VERTRAGSAUFLÖSUNG Die Vorstände Hoffmann und Kraus gehen, der FDP-Parlamentarier Jarchow kommt

Das Kommen und Gehen beim Hamburger SV geht weiter. Erst wurde Trainer Armin Veh an die Luft gesetzt, nun haben die Vorstände Bernd Hoffmann und Katja Kraus, deren am Jahresende auslaufende Verträge nach einem Votum des Aufsichtsrats nicht verlängert wurden, am Dienstag Auflösungsverträge unterschrieben.

Kommissarischer Nachfolger Hoffmanns wird Carl-Edgar Jarchow, 55, Gesellschafter der Videotheken-Kette „Empire Megastores“. Er ist seit 1990 HSV-Mitglied und war von 1998 bis 2001 Vize der Abteilung Fördernde Mitglieder/Supporters.

Von 2001 bis 2004 saß er im HSV-Aufsichtsrat und kritisierte zuletzt öffentlich die endlos lange Sportchefsuche. „Das ist ein besonderer Tag für mich.

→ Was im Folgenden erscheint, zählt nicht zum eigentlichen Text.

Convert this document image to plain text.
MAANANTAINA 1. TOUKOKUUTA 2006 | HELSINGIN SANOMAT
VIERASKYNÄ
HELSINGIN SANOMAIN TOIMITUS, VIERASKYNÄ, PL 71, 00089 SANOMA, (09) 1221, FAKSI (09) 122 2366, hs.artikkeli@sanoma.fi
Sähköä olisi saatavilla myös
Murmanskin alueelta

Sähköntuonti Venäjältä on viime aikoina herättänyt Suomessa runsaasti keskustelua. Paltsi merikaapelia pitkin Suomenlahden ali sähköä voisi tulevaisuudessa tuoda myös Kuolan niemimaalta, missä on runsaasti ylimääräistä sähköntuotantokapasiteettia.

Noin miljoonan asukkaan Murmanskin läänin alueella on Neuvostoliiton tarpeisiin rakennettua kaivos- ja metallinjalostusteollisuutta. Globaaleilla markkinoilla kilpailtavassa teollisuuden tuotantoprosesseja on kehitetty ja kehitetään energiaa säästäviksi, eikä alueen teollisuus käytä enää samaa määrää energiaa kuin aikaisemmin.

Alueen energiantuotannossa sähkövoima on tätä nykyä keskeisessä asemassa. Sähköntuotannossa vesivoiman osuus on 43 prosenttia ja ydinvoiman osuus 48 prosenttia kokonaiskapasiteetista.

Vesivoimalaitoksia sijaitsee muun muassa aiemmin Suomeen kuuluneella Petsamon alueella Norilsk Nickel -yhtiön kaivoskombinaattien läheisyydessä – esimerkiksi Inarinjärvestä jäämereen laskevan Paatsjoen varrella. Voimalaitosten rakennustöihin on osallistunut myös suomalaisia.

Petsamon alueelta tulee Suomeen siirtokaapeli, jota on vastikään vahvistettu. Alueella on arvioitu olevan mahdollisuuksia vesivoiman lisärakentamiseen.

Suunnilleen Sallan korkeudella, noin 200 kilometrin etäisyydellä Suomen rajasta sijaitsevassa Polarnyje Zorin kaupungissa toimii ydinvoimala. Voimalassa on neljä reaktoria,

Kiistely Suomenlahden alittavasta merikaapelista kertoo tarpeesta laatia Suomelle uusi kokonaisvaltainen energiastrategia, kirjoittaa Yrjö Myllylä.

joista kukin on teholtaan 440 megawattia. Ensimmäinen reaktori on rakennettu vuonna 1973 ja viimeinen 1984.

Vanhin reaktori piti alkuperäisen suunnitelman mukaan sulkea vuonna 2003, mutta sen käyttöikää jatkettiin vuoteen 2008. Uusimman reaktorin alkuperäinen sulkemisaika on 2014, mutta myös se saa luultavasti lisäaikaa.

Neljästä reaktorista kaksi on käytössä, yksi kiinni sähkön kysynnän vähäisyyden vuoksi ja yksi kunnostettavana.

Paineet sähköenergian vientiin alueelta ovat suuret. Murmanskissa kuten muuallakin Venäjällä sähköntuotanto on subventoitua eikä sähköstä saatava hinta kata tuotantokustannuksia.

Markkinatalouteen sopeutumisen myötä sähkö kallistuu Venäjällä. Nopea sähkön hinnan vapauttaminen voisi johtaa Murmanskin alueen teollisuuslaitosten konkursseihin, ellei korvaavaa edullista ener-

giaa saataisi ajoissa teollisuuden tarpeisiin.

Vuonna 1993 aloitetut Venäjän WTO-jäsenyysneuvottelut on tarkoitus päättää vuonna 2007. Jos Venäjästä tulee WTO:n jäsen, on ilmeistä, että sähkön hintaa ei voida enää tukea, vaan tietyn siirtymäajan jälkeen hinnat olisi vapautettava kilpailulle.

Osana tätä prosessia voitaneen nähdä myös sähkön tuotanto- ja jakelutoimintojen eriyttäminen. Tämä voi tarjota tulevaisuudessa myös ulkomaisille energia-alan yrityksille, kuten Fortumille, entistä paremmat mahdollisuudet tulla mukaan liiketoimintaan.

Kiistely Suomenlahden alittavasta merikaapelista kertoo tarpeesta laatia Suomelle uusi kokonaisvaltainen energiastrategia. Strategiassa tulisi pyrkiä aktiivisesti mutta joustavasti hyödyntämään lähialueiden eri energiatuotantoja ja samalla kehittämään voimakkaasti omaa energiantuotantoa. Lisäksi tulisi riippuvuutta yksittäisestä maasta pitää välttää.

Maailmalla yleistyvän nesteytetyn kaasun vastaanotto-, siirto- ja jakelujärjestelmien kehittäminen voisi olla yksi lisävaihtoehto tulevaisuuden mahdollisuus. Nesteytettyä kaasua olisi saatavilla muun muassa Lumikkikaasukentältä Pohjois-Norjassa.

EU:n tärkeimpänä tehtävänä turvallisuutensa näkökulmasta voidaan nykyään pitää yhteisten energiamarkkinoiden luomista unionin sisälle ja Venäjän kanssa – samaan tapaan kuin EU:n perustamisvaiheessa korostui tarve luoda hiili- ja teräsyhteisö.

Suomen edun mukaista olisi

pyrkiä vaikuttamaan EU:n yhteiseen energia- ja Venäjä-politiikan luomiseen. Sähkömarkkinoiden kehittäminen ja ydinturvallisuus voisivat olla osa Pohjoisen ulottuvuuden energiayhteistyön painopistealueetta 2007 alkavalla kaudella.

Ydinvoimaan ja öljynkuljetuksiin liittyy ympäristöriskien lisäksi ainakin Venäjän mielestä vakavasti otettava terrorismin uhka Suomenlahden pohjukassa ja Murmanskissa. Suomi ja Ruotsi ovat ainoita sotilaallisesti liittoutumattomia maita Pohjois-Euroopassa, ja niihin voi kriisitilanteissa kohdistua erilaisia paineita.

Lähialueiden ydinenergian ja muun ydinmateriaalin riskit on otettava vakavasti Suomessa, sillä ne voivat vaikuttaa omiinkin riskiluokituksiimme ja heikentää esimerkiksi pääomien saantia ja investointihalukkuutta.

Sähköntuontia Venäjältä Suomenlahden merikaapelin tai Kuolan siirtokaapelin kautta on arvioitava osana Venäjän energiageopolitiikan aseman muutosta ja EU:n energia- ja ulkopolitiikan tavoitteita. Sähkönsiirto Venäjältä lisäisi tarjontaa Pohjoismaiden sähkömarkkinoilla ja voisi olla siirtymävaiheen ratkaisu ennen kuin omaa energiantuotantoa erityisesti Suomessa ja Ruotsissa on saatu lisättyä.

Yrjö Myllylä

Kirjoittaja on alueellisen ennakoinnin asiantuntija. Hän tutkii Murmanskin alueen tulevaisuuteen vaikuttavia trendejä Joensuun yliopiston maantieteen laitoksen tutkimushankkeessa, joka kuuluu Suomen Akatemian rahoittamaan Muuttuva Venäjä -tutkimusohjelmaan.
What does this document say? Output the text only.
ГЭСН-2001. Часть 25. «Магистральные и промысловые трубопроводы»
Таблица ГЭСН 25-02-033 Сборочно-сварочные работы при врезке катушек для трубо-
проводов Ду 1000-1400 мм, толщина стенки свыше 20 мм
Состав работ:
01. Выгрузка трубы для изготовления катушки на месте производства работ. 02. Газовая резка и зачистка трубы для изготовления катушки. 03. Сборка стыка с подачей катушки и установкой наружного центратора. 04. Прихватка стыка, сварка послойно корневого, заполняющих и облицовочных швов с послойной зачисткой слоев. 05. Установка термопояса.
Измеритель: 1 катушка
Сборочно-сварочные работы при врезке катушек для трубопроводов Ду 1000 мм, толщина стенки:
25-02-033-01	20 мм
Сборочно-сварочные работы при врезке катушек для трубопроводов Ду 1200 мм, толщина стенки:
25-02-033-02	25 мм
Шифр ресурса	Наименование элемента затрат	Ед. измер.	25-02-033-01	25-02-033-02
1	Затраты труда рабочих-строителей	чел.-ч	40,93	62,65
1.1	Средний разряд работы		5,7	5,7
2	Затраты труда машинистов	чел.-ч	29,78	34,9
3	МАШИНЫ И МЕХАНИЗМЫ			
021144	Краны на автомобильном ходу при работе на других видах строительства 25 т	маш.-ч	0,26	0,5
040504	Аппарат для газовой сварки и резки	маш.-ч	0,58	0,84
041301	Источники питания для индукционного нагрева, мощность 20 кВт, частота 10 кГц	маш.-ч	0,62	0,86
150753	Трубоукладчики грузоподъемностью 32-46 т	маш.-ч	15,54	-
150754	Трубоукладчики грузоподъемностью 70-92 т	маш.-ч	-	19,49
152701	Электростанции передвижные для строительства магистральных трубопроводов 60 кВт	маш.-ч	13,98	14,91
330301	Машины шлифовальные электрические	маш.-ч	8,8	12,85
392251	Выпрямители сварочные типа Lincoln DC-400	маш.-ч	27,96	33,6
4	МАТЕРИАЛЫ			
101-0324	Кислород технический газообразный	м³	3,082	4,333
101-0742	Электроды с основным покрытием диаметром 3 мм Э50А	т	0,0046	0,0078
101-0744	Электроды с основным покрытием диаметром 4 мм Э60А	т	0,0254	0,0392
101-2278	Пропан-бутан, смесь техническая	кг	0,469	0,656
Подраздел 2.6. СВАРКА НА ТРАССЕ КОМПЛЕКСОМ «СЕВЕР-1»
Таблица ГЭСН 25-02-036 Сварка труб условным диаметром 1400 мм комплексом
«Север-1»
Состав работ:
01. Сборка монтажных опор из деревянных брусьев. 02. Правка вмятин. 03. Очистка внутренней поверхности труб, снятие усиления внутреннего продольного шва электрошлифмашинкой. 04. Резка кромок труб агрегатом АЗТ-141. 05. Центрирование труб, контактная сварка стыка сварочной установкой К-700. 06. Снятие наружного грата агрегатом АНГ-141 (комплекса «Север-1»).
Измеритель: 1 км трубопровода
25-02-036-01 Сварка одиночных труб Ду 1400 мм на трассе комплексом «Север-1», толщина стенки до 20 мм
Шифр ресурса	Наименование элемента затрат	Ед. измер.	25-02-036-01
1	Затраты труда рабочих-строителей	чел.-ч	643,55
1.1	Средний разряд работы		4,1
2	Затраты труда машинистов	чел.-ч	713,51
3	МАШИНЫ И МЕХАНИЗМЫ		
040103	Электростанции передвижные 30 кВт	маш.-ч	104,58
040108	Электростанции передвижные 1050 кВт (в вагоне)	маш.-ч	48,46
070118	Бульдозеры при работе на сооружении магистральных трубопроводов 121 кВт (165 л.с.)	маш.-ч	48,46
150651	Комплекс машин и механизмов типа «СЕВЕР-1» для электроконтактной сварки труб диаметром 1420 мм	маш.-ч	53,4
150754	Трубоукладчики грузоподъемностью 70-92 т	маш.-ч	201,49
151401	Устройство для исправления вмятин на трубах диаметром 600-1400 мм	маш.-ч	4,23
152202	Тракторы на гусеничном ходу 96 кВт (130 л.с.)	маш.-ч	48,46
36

So lange ich lebe, bin ich Fan des Vereins“, sagte Jarchow.

Jarchow ist FDP-Abgeordneter in der Hamburger Bürgerschaft, die, wie es in der Pressemitteilung des HSV heißt, „als Feierabend-Parlament organisiert ist“. Er soll bleiben, bis ein neuer Vorstand gefunden ist.

Nachfolger von Ex- Nationaltorhüterin Kraus im Marketing-Bereich wird Joachim Hilke, 43, der bis 2010 für den Sportvermarkter „Sportfive“ tätig war und schon von 1998 bis 2001 im HSV-Vorstand saß. „Die Rolle ist mir auf den Leib geschneidert“, sagte Hilke.

Die Spieler des Hamburger SV hielten sich mit Bewertungen auffällig zurück. „Dazu habe ich nichts zu sagen“, erklärte Kapitän Heiko Westermann unmittelbar vor dem Training.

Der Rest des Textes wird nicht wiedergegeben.